Now comes the harder task. Sanctions relief, if it becomes part of a final agreement, could give Iran’s economy a short-term lift. Greater oil exports, access to frozen assets, and easier commercial transactions might stabilize the currency, improve state finances, and allow the new leadership to present itself as having secured economic relief without surrender. For a regime emerging from war and succession, that breathing space matters.
But relief is also politically dangerous. Sanctions have long served the Islamic Republic as more than an economic burden: They have been its most convenient explanation for failure. They allowed rulers to blame foreign enemies for inflation, unemployment, declining living standards, and the erosion of everyday life. Sanctions have certainly damaged Iran. But they have also helped conceal the damage produced by the regime itself: corruption, patronage, opaque foundations, Revolutionary Guard-linked enterprises, wasted resources, and an economy organized around political loyalty rather than public welfare.
A postwar Iranian government will therefore face a delicate contradiction. It must generate enough visible economic improvement to calm a battered society, reward its supporters, and finance the institutions that protect it. But it must avoid raising expectations so quickly that citizens begin to ask why sanctions relief has not translated into ordinary prosperity. Once the external excuse weakens, accountability moves inward. Iranians may begin asking not what Washington did to their economy but what their own rulers—those still alive and who inherited the institutions they built—did with the country’s wealth.
This is precisely where the regime’s greatest vulnerability lies. During an external attack, many Iranians who despise the Islamic Republic will hesitate to rise against it. War produces fear, patriotism, and a natural refusal to be seen as assisting foreign bombardment. It also gives the security apparatus a pretext to arrest opponents and hunt for alleged spies. But that enforced silence should not be mistaken for renewed legitimacy. Once the bombs stop falling, once the patriotic emergency fades and economic promises encounter the realities of a corrupt political order, the old grievances can return with greater force.

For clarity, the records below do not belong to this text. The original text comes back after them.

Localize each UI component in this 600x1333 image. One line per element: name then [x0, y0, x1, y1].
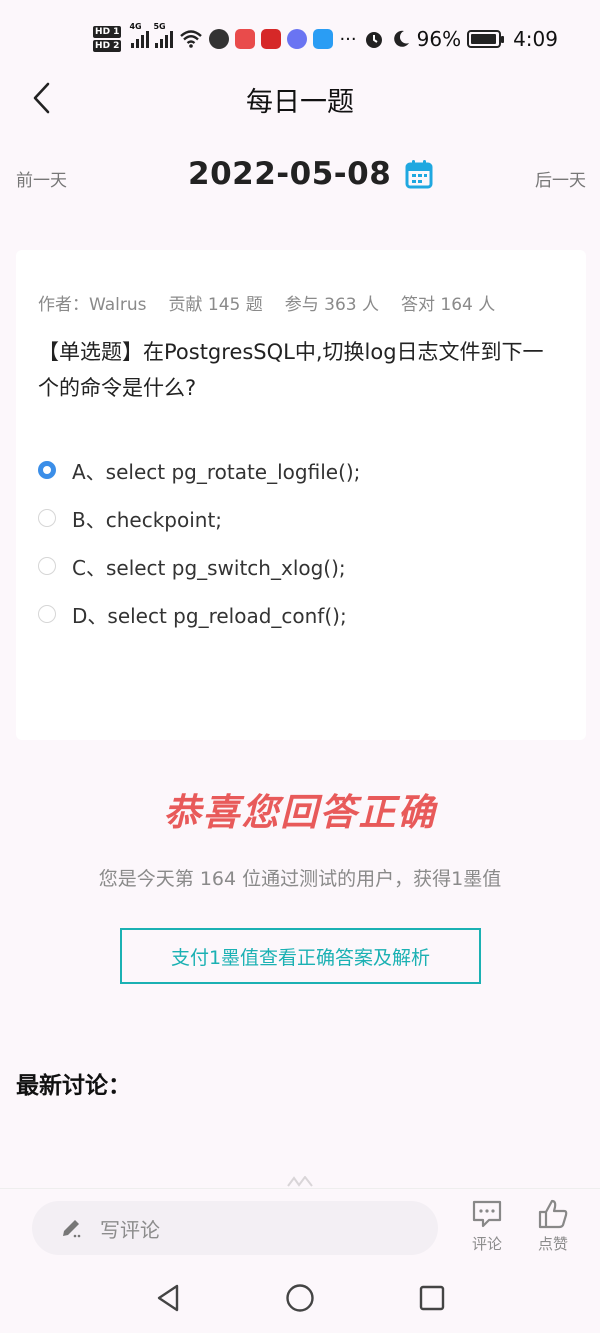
triangle-back-icon [157, 1284, 179, 1311]
thumbs-up-icon [538, 1199, 568, 1229]
question-text: 【单选题】在PostgresSQL中,切换log日志文件到下一个的命令是什么? [38, 340, 544, 400]
pencil-icon [63, 1220, 81, 1238]
empty-state-icon [287, 1176, 313, 1187]
next-day-link[interactable]: 后一天 [535, 166, 586, 191]
status-bar: HD 1 HD 2 4G 5G ··· 96% 4:09 [0, 0, 600, 78]
contributed-count: 贡献 145 题 [168, 295, 263, 315]
option-list: A、select pg_rotate_logfile(); B、checkpoi… [38, 446, 360, 638]
hd-icon: HD 1 HD 2 [93, 26, 122, 52]
radio-button[interactable] [38, 605, 56, 623]
prev-day-link[interactable]: 前一天 [16, 166, 67, 191]
comment-bar: 写评论 评论 点赞 [0, 1188, 600, 1260]
option-c[interactable]: C、select pg_switch_xlog(); [38, 542, 360, 590]
comment-label: 评论 [471, 1235, 502, 1253]
battery-percent: 96% [416, 27, 462, 51]
app-icon [235, 29, 256, 49]
question-meta: 作者：Walrus 贡献 145 题 参与 363 人 答对 164 人 [38, 290, 495, 315]
app-icon [313, 29, 334, 49]
nav-home-button[interactable] [280, 1278, 320, 1318]
system-nav-bar [0, 1262, 600, 1333]
option-label: C、select pg_switch_xlog(); [72, 555, 346, 580]
congrats-message: 恭喜您回答正确 [163, 791, 437, 834]
like-label: 点赞 [537, 1235, 568, 1253]
signal-icon: 5G [153, 22, 174, 48]
app-icon [209, 29, 230, 49]
app-header: 每日一题 [0, 70, 600, 128]
result-subline: 您是今天第 164 位通过测试的用户，获得1墨值 [98, 868, 502, 890]
radio-button[interactable] [38, 461, 56, 479]
signal-icon: 4G [129, 22, 150, 48]
like-button[interactable]: 点赞 [528, 1197, 578, 1254]
option-label: D、select pg_reload_conf(); [72, 603, 347, 628]
option-b[interactable]: B、checkpoint; [38, 494, 360, 542]
date-navigator: 前一天 2022-05-08 后一天 [0, 150, 600, 206]
comment-placeholder: 写评论 [100, 1217, 160, 1242]
page-title: 每日一题 [246, 87, 354, 118]
question-card: 作者：Walrus 贡献 145 题 参与 363 人 答对 164 人 【单选… [16, 250, 586, 740]
discussion-title: 最新讨论： [16, 1073, 131, 1099]
nav-back-button[interactable] [148, 1278, 188, 1318]
option-label: B、checkpoint; [72, 507, 223, 532]
nav-recents-button[interactable] [412, 1278, 452, 1318]
battery-icon [467, 30, 505, 48]
option-a[interactable]: A、select pg_rotate_logfile(); [38, 446, 360, 494]
participants-count: 参与 363 人 [284, 295, 380, 315]
option-d[interactable]: D、select pg_reload_conf(); [38, 590, 360, 638]
view-answer-button[interactable]: 支付1墨值查看正确答案及解析 [120, 928, 481, 984]
option-label: A、select pg_rotate_logfile(); [72, 459, 361, 484]
moon-icon [393, 30, 409, 47]
correct-count: 答对 164 人 [401, 295, 496, 315]
app-icon [261, 29, 282, 49]
alarm-icon [365, 32, 382, 48]
calendar-icon[interactable] [405, 159, 433, 189]
radio-button[interactable] [38, 509, 56, 527]
app-icon [287, 29, 308, 49]
author-label: 作者：Walrus [38, 295, 147, 315]
clock: 4:09 [513, 27, 558, 51]
current-date: 2022-05-08 [188, 156, 392, 192]
more-icon: ··· [339, 28, 357, 50]
comment-icon [472, 1200, 502, 1228]
wifi-icon [180, 30, 203, 48]
comment-input[interactable]: 写评论 [32, 1201, 438, 1255]
radio-button[interactable] [38, 557, 56, 575]
square-recents-icon [419, 1285, 445, 1310]
circle-home-icon [286, 1283, 314, 1312]
comment-button[interactable]: 评论 [462, 1197, 512, 1254]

Iran has therefore emerged from the war with neither victory nor defeat. It lost its old leader, its claim to strategic immunity, and much of the credibility of its proxy doctrine. It retained control of the country, preserved the regime, and demonstrated enough coercive and economic leverage to compel negotiations.
But survival has only postponed the deeper reckoning. The Islamic Republic’s next challenge is no longer merely to withstand U.S. and Israeli pressure. It is to persuade its own citizens that, after all the bloodshed, sacrifice, and promised relief, the same system that led Iran into disaster can somehow be trusted to rebuild it. That may prove harder than surviving the war itself.